O “plano dos generais” foi apresentado como um meio de usar a guerra de cerco para pressionar o Hamas a libertar os seus reféns israelitas. Defendendo-o em um artigo em Haaretz na sexta-feira, o seu principal autor, o major-general reformado Giora Eiland, argumentou que o cerco não era um crime de guerra se os civis fossem evacuados primeiro, e que a ocupação seria temporária, como forma de exercer pressão real sobre o Hamas.
“Se o Hamas tivesse entendido que não devolver os reféns significa perder 35% do território da faixa, já teria chegado a um acordo há muito tempo”, escreveu Eiland.
Outros analistas argumentaram que o plano fazia pouco sentido militar, já que o Hamas poderia reconstituir-se em qualquer lugar e regressar mais tarde.
Para aqueles que estão sob ataque no norte de Gaza, não parece ser uma medida de contra-insurgência. “Eles matam todas as pessoas sem separar um civil ou um combatente”, disse Ahlam al-Tlouli, um homem de 33 anos do campo de Jabalia.
Ele disse que seu pai, sua madrasta e sua irmã foram mortos por atiradores e que seu irmão estava desaparecido desde o Ramadã. “Tivemos oportunidades de seguir para o sul, mas recusamos porque sabemos que os bombardeios estão por toda parte e não há lugar seguro.”
A ferocidade do que está a acontecer no norte de Gaza aumentou as suspeitas de que existem objectivos de maior alcance em jogo. Idan Landau, professor de linguística e comentador político da Universidade de Tel Aviv, escreveu no seu blog, Don’t Die Stupid, que “o objectivo final do plano não é militar, mas sim político – reassentar Gaza”.
É assim que parece o Ramadã em Beit Lahiya. Ele disse: “Temo que, se formos, eles não nos deixem voltar. Eles tomarão nossas terras e casas e as anexarão a Israel ou as transformarão em assentamentos.”

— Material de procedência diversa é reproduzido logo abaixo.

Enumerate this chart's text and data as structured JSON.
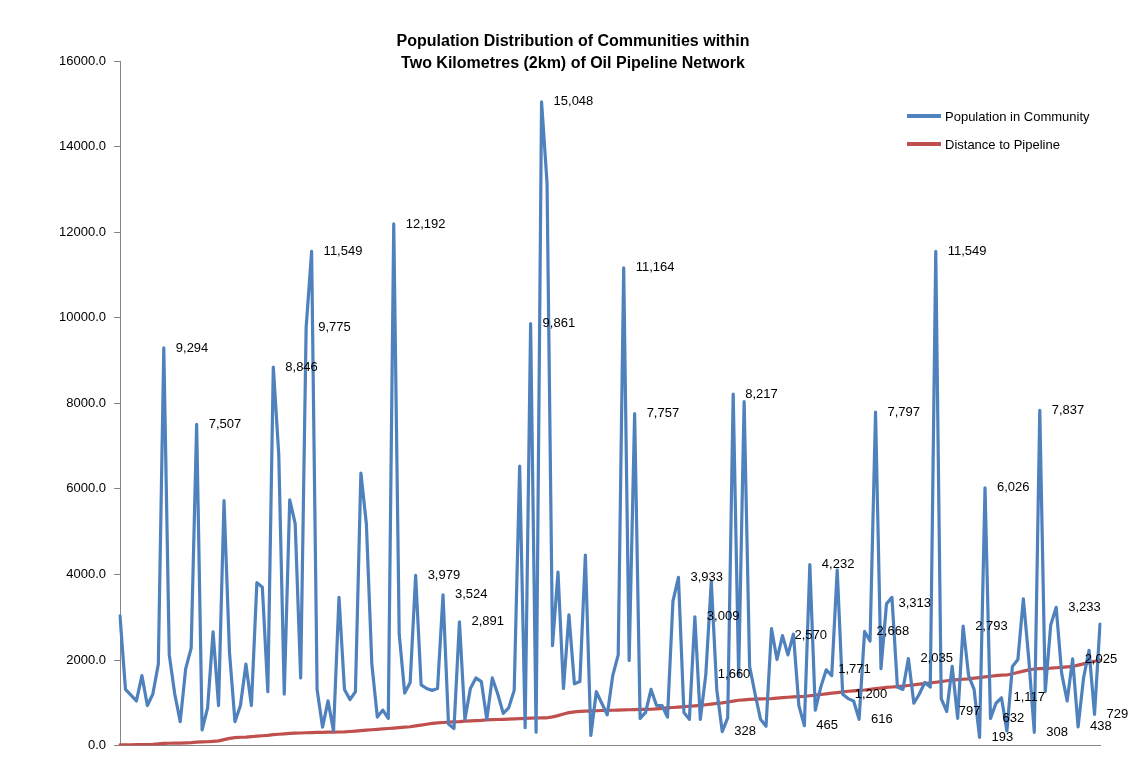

O secretário-geral da ONU, António Guterres, apelou na quarta-feira à comunidade internacional para que se mantivesse firme na prevenção da “limpeza étnica” em Gaza, mas os EUA e outros aliados ocidentais de Israel têm estado até agora relutantes em usar a influência dos seus fornecimentos de armas para influenciar a política.
No dia 21 de Outubro, o movimento radical Nachala realizou um festival no feriado de Sucot intitulado: “Preparando-se para Colonizar Gaza”. Estiveram presentes membros importantes do gabinete de Benjamin Netanyahu, bem como representantes de seu partido Likud. O ministro das Finanças, Bezalel Smotrich, disse a caminho do evento que a Faixa de Gaza é “parte da terra de Israel”, acrescentando que os colonatos eram a única forma verdadeira de segurança.
“Todos os sinais indicam que Israel não planeia deixar os deslocados regressarem”, escreveu Landau no seu blog, traduzido e republicado pelo +972 revista. “Neste sentido, a destruição no norte de Gaza é diferente de tudo o que vimos antes.”